While the skulls alone provide evidence for raptor predation on early hominids, an examination of McGraw’s full collection of bones offers further support. Approximately half of the bones gathered from underneath Crowned-Hawk Eagle nests came from primates. While most of the bones belonged to smaller monkey species, weighing from 2.5 to 11.5 pounds as adults, a third of the bones belonged to larger species that would weigh from 13.5 to 24 pounds. Most of the larger bones were from mangabeys, which are not only the largest species in the Tai forest but which live primarily on the ground like our human ancestors. Mangabeys occur at lower densities than other monkey species in the Tai rainforest and are presumably harder to find and attack by a raptor than arboreal species. Despite this, their bones occur in nests more often than by chance alone, suggesting that Crowned Hawk-Eagles are specifically targeting these larger primates (Science Daily 2006; McGraw et al. 2006).

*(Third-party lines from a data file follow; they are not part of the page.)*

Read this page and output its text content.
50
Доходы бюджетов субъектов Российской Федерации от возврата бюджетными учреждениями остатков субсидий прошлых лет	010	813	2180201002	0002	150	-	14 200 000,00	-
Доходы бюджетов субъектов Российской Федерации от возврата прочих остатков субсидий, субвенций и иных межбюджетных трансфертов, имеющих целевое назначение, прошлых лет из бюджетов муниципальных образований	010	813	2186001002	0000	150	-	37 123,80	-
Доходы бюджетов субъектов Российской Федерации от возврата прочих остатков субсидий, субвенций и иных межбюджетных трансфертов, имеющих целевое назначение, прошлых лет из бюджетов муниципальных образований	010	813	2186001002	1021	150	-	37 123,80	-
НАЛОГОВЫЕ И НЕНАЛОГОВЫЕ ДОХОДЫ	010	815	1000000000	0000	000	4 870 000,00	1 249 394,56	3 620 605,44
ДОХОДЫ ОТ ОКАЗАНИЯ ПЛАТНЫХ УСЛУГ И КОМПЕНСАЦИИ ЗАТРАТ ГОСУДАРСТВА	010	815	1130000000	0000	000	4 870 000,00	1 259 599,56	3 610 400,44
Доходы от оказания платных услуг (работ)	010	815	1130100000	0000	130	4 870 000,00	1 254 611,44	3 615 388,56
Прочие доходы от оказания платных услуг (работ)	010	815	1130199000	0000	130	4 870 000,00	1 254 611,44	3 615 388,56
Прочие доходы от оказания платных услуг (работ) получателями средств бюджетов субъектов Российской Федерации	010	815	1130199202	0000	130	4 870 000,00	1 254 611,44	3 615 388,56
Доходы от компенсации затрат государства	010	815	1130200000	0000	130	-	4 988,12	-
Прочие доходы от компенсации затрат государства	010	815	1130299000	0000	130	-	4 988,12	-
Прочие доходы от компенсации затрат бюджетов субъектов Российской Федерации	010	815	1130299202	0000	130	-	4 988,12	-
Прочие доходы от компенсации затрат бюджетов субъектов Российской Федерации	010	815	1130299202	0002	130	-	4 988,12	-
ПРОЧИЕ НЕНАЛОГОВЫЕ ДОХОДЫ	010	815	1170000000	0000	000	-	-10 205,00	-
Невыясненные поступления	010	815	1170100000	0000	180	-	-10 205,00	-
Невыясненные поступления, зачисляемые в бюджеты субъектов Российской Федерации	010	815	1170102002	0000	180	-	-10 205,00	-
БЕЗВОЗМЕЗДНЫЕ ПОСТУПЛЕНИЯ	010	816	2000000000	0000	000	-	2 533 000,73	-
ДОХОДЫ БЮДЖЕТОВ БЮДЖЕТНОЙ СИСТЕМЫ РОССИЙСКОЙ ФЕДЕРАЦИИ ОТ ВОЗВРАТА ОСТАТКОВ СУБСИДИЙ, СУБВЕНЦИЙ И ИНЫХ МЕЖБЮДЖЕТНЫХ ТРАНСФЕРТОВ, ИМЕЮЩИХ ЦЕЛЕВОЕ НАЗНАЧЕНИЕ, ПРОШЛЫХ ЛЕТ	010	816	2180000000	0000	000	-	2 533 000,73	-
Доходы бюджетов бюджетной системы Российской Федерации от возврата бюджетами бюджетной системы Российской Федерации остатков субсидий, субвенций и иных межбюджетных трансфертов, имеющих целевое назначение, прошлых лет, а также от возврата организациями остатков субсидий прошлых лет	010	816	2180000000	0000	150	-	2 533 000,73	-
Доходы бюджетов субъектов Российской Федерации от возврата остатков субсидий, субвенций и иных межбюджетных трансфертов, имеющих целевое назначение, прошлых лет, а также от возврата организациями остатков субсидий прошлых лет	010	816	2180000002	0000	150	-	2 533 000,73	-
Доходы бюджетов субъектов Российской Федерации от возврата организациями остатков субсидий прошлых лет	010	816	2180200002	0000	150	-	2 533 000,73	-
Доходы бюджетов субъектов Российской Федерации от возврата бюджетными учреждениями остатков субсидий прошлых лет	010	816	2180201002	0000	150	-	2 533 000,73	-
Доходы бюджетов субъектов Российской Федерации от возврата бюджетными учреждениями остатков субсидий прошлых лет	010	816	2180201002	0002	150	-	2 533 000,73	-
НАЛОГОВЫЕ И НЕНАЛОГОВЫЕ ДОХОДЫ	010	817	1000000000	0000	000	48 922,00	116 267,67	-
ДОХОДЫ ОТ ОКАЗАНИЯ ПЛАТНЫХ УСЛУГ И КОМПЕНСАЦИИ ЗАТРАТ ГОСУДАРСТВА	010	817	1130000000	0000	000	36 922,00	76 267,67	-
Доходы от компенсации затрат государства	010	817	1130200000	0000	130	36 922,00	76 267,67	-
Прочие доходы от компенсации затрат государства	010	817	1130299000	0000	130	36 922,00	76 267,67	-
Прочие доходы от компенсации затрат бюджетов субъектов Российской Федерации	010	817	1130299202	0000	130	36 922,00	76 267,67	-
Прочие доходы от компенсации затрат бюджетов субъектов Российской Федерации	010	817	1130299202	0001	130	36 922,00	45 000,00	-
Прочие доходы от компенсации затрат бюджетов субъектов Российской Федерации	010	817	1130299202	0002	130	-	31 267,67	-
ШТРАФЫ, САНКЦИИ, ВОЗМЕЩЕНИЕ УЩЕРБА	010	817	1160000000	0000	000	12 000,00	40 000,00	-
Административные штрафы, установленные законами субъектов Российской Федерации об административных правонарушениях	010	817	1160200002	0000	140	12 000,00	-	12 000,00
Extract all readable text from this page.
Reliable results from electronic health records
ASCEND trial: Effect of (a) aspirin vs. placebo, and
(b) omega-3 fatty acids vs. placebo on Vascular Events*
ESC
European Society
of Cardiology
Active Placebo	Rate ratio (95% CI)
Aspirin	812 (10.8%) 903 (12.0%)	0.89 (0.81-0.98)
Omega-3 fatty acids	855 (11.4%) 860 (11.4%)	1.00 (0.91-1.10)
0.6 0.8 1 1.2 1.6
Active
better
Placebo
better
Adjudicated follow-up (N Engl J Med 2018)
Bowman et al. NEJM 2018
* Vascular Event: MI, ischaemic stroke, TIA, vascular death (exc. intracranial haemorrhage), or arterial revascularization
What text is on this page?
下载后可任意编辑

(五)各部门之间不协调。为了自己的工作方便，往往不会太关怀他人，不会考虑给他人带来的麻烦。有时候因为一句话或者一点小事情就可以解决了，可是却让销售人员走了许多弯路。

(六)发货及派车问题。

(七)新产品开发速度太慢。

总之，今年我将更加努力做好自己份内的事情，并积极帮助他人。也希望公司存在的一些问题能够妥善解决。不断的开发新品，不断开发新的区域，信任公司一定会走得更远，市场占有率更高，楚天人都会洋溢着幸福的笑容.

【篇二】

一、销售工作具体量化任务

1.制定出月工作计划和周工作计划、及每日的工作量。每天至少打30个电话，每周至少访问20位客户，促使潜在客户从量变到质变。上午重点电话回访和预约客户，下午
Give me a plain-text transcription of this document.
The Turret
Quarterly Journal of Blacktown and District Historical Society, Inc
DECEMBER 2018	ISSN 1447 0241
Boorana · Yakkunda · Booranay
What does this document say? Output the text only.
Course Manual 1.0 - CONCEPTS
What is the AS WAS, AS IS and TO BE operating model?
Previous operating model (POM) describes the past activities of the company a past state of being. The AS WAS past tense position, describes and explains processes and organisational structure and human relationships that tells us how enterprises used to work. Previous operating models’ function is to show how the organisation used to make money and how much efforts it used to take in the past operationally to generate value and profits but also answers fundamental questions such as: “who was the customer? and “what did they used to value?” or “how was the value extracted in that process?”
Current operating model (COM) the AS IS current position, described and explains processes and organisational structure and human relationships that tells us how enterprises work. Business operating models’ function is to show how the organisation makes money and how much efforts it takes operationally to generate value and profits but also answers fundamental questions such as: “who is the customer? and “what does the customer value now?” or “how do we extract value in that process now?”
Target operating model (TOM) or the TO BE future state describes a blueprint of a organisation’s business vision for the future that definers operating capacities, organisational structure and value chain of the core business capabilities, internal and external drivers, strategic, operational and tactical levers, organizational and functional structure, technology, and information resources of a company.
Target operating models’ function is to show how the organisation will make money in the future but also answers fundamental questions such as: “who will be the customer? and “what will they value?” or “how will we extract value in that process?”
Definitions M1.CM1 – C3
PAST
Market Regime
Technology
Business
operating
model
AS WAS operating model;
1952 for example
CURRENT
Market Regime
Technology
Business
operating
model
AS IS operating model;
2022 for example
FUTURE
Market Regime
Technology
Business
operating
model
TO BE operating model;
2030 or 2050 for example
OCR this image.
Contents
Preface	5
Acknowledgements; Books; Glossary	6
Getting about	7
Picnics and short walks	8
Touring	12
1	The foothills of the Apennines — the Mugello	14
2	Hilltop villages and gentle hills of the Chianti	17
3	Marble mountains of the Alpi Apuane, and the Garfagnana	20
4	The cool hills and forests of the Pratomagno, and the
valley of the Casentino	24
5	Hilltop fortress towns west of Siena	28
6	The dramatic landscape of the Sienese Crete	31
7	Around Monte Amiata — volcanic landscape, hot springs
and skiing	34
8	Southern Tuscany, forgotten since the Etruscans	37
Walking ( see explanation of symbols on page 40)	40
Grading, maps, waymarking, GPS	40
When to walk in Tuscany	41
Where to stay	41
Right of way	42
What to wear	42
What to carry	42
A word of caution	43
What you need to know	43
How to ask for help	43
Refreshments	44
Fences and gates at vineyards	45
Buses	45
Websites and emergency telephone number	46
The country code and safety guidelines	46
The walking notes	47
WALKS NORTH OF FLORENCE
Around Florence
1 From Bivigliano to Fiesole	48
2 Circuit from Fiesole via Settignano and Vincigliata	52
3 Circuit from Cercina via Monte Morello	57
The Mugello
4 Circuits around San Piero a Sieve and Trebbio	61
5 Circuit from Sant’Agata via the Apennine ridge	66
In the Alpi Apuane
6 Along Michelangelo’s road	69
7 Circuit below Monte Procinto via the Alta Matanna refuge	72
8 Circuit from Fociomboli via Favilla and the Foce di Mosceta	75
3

Raptors are not only thought to have preyed upon our primate ancestors, but to have preyed upon them often (Viegas 2010). Fossil remains of primates on Rusinga Island, Kenya from the Early Miocene (about 16 to 23 million years ago) indicate predation from both mammals and raptors. While the presence of gnawing on the ends of fossil long bones as well as multiple tooth pits along the shafts is consistent with damage produced by modern mammalian carnivores, irregular puncture marks found on fossils resemble bone damage caused by modern raptors when de-fleshing carcasses (Jenkins 2010). Considering that our human ancestors were frequently exposed to predation, we may have to alter the long-running perception that humans evolved as hunters. Robert Sussman, professor of physical anthropology at Washington University, argues that the idea of humans as hunters is a false one that arose from a Judeo-Christian ideology of humans being inherently evil and aggressive. Humans may have actually evolved as prey animals rather than as predators. Predation can affect the behavior, group structure, and body size of a species, so if humans evolved as prey rather than predator, it is possible that humans today have retained certain behaviors associated with prey status. Sussman states that features such as intelligence and cooperation present in modern humans developed from attempts of ancestors to outwit predators (Viegas 2010).
Studies show that present day raptors do affect behavior and group structure in primates and that ancient raptors likely preyed, at least occasionally, upon early hominids. While such research suggests that raptors may have been an important selective force in primate evolution, early hominids were likely exposed to various other predators, each one possibly exerting unique selection pressures. Therefore, we can view the limited fossil evidence for raptor predation, such as the Taung child, as either a sample from a series of isolated predation incidents or as a representative sample of widespread predation by raptors. Even if raptors did not prey upon early hominids often, research shows that modern primates retain strong anti-predator responses to raptors even in the absence of regular predation. Thus the threat of predation may sometimes be as powerful in modifying behavior as the act of predation itself.